To date, Pink has had a dozen Top 10 hits in the U.S., and only Rihanna and Beyoncé have had more since 2000. In 2009, Billboard crowned Pink the top pop artist of the millennium’s first decade, and after selling 40 million albums and 70 million singles globally she is indisputably one of the best-selling musical artists of all time.
So whether she’s comfortable acknowledging it or not, Pink has some extraordinary music industry muscle, though when she’s skipping through the Malibu Farmers Market without shoes (as she did while pregnant) or riding bikes with Hart on Venice Beach (as she often does on weekends), she seems like a modern American everywoman — minus those shoes.

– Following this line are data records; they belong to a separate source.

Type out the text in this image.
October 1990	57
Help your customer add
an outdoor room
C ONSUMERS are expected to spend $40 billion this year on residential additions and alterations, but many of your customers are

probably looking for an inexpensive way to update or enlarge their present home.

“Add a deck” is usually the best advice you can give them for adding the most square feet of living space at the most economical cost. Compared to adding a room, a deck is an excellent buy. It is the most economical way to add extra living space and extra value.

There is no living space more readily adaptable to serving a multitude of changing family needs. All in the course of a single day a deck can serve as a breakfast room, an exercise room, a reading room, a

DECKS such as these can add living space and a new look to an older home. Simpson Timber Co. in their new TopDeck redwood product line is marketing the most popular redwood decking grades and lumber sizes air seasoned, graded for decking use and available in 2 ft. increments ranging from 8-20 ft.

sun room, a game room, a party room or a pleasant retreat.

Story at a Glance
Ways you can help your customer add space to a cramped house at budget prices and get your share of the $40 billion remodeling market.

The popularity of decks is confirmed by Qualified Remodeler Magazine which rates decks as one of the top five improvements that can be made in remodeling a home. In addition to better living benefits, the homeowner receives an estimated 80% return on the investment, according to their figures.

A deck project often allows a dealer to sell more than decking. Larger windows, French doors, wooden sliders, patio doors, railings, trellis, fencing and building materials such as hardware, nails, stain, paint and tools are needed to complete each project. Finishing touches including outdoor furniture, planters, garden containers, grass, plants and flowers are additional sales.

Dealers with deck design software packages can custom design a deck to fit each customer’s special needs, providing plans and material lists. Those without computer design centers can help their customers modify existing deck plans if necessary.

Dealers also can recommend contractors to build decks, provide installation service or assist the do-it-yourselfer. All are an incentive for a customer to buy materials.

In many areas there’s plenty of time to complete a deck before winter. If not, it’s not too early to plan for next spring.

On this night she’s just an ordinary working mom taking a brief respite from her intense every-two-hours breast-feeding schedule (albeit in her $11.8 million home in Malibu, where her neighbor is Matthew McConaughey). The next day she’ll take a helicopter to MTV’s Video Music Awards in Los Angeles, where she’ll twirl above the crowd in her signature Cirque du Soleil–style acrobatics while performing “Blow Me (One Last Kiss),” a grrrl power song off The Truth About Love. The following morning the entire family flies to Europe as she starts her new world tour, and the following Saturday she’ll celebrate turning 33 in Paris, where she plans to visit the Eiffel Tower and other sites. Then she’s on to London, Germany, and Australia, and the three will be home for Thanksgiving weekend.